Beautiful ME~*~*


 
  • Here's a more recent picture of me from actually just a few days ago, right before I went to the nail salon to get pampered as I make a point to do twice a month at least. It just makes life for me more grand and its my form of "SELF-LOVE" which is very important to me, being once I didn't love myself enough being the victim now victor of verbal abuse, physical/sexual assault-I've overcome, mental abuse etc. Loving yourself is the second best kind of love after God's in my opinion. When you give yourself a chance to love everything about "YOU" you are also giving others a chance to love you as well. For a long time I was afraid to let people get close to me because of the Rejection I've always felt. Deep down I always thought that their love and attention may not be genuine, what do they want from me? Why are they here? But I had to realize that eveyone that I come in contact with are NOT out to harm me-thank God for discernment and wisdom because of these gifts I am able to maneovor and subtract the uneccessary people who have absolutely No good purpose for my life without hesitation. They are elimintated! I have NO time for people like that- the negativie auras can also be contagious and I refuse to let people of this way of thinking into my private circle. I simply pray for those who misuse and abuse others for absolutely no reason at all.
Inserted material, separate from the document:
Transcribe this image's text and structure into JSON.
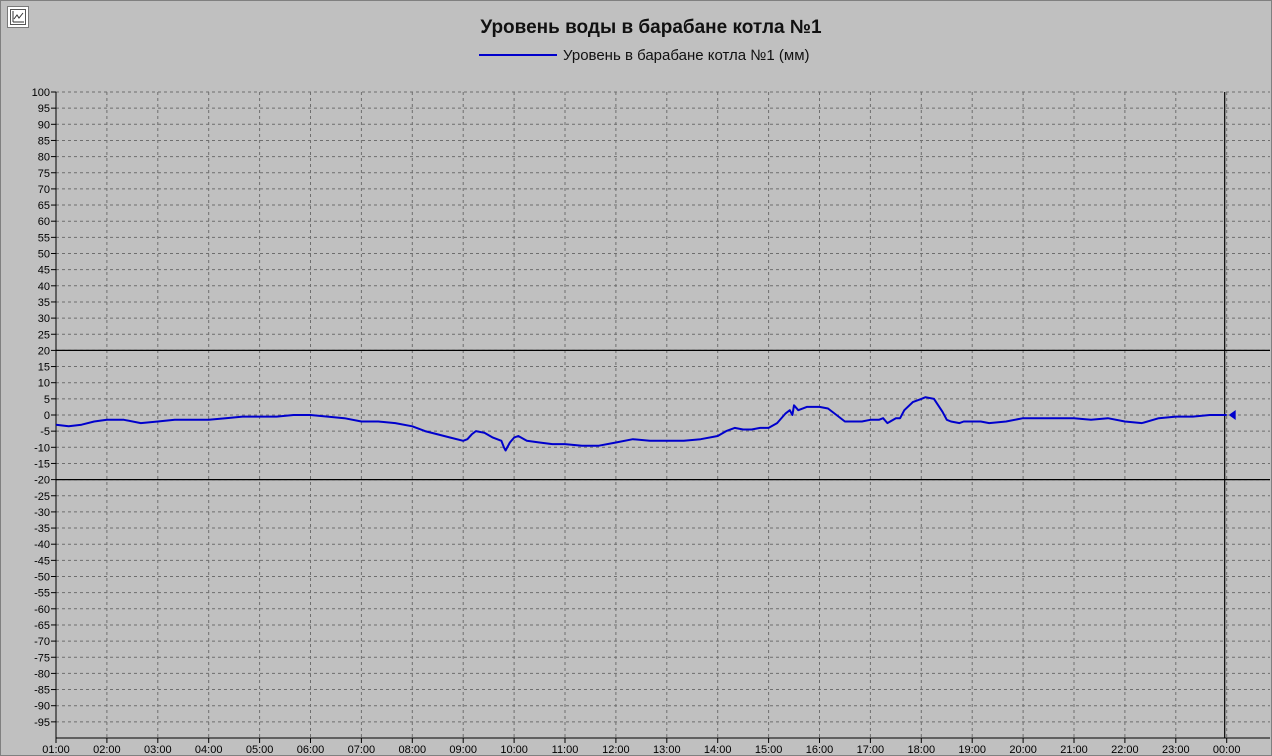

And I pray for understanding from God to realize its not the actual person but something that is not of this world that is evil. I have grown so much because of the many things I had to endure to even tap into "My Purpose" -growth had to be in the plans for me to even reach the level of success and the heights of it that I am trying to reach. First I had to develop a "backbone" I remember being so timid and shy which is okay to a certain extent but what do you do when you're unknowingly thrown into a room full of hungry SHARKS and you had no idea that you were the bait? You have to learn how to make smart moves without being eaten. And that ladies and gentlemen with years of going through this tough process is what I learned. I SURVIVED and Im Stronger than Ever! Watch out for me!